Nanogap-Assisted SERS/PCR Biosensor Coupled Machine Learning for the Direct Sensing of Staphylococcus aureus in Food

J Agric Food Chem. 2025 Jan 2. doi: 10.1021/acs.jafc.4c09799. Online ahead of print.

Abstract

Staphylococcus aureus (S. aureus) is the primary risk factor in food safety.
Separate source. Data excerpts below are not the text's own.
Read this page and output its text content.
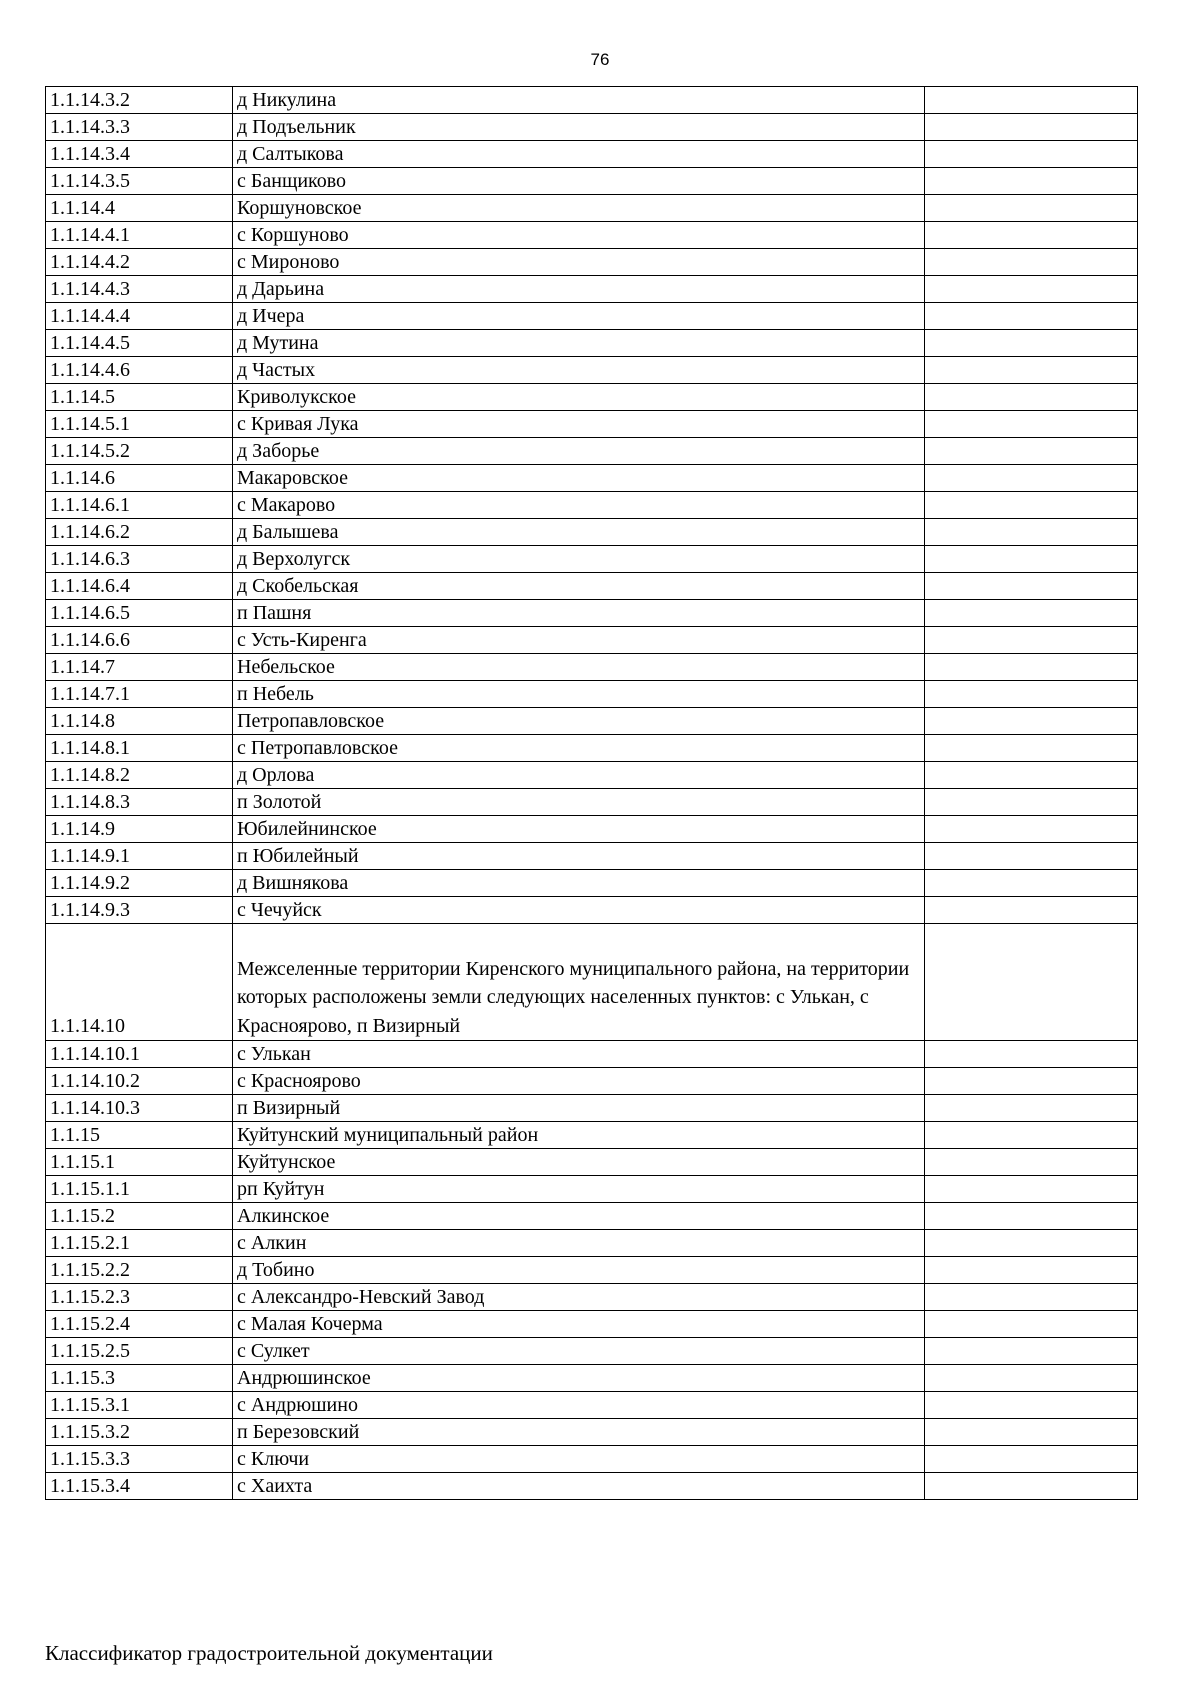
76
1.1.14.3.2	д Никулина	
1.1.14.3.3	д Подъельник	
1.1.14.3.4	д Салтыкова	
1.1.14.3.5	с Банщиково	
1.1.14.4	Коршуновское	
1.1.14.4.1	с Коршуново	
1.1.14.4.2	с Мироново	
1.1.14.4.3	д Дарьина	
1.1.14.4.4	д Ичера	
1.1.14.4.5	д Мутина	
1.1.14.4.6	д Частых	
1.1.14.5	Криволукское	
1.1.14.5.1	с Кривая Лука	
1.1.14.5.2	д Заборье	
1.1.14.6	Макаровское	
1.1.14.6.1	с Макарово	
1.1.14.6.2	д Балышева	
1.1.14.6.3	д Верхолугск	
1.1.14.6.4	д Скобельская	
1.1.14.6.5	п Пашня	
1.1.14.6.6	с Усть-Киренга	
1.1.14.7	Небельское	
1.1.14.7.1	п Небель	
1.1.14.8	Петропавловское	
1.1.14.8.1	с Петропавловское	
1.1.14.8.2	д Орлова	
1.1.14.8.3	п Золотой	
1.1.14.9	Юбилейнинское	
1.1.14.9.1	п Юбилейный	
1.1.14.9.2	д Вишнякова	
1.1.14.9.3	с Чечуйск	
1.1.14.10	Межселенные территории Киренского муниципального района, на территории которых расположены земли следующих населенных пунктов: с Улькан, с Красноярово, п Визирный	
1.1.14.10.1	с Улькан	
1.1.14.10.2	с Красноярово	
1.1.14.10.3	п Визирный	
1.1.15	Куйтунский муниципальный район	
1.1.15.1	Куйтунское	
1.1.15.1.1	рп Куйтун	
1.1.15.2	Алкинское	
1.1.15.2.1	с Алкин	
1.1.15.2.2	д Тобино	
1.1.15.2.3	с Александро-Невский Завод	
1.1.15.2.4	с Малая Кочерма	
1.1.15.2.5	с Сулкет	
1.1.15.3	Андрюшинское	
1.1.15.3.1	с Андрюшино	
1.1.15.3.2	п Березовский	
1.1.15.3.3	с Ключи	
1.1.15.3.4	с Хаихта	
Классификатор градостроительной документации
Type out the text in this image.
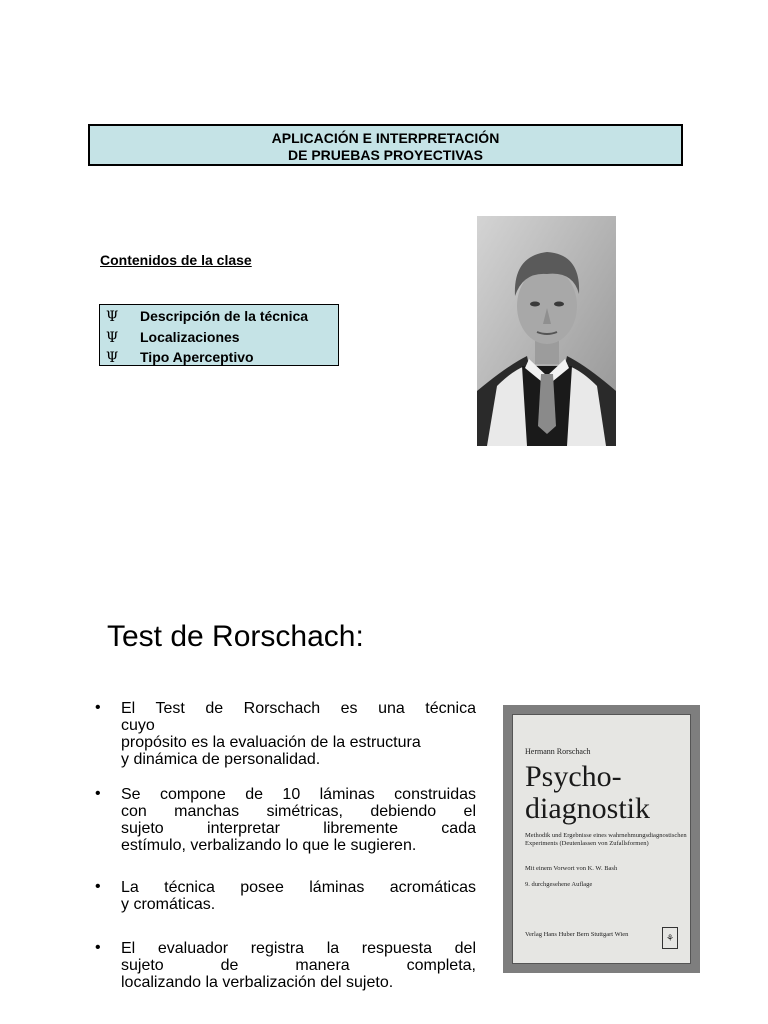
APLICACIÓN E INTERPRETACIÓN
DE PRUEBAS PROYECTIVAS
Contenidos de la clase
Ψ Descripción de la técnica
Ψ Localizaciones
Ψ Tipo Aperceptivo
Test de Rorschach:
• El Test de Rorschach es una técnica

cuyo

propósito es la evaluación de la estructura

y dinámica de personalidad.

• Se compone de 10 láminas construidas

con manchas simétricas, debiendo el

sujeto interpretar libremente cada

estímulo, verbalizando lo que le sugieren.

• La técnica posee láminas acromáticas

y cromáticas.

• El evaluador registra la respuesta del

sujeto de manera completa,

localizando la verbalización del sujeto.

Hermann Rorschach
Psycho-
diagnostik
Methodik und Ergebnisse eines wahrnehmungsdiagnostischen Experiments (Deutenlassen von Zufallsformen)
Mit einem Vorwort von K. W. Bash
9. durchgesehene Auflage
Verlag Hans Huber Bern Stuttgart Wien	⚘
Herein, a nanogap-assisted surface-enhanced Raman scattering/polymerase chain reaction (SERS/PCR) biosensor coupled with a machine-learning tool was developed for the direct and specific sensing of S. aureus in milk. The specific nuc gene (nuc T) from S. aureus was initially amplified through PCR and subsequently captured via the nanogap effect of I- and Mg2+-mediated bimetallic gold and silver nanoflowers (Au/Ag FL@I--Mg2+). These nanogaps generate hotspots for the direct signal amplification of enclosed nuc T. Subsequently, machine-learning tools were used to comparatively analyze the collected SERS signals. The bootstrapping soft shrinkage-partial least-squares method exhibited superior performance (root mean-square error of prediction: 0.437, prediction set correlation coefficient: 0.967). This study demonstrated a novel label-free strategy for specifically detecting S. aureus. The strategy could be advanced to serve as a platform for application to other types of foodborne pathogenic bacteria by engineering a suitable specific primer.

Keywords: PCR; S. aureus; SERS; machine learning; nanogap effect.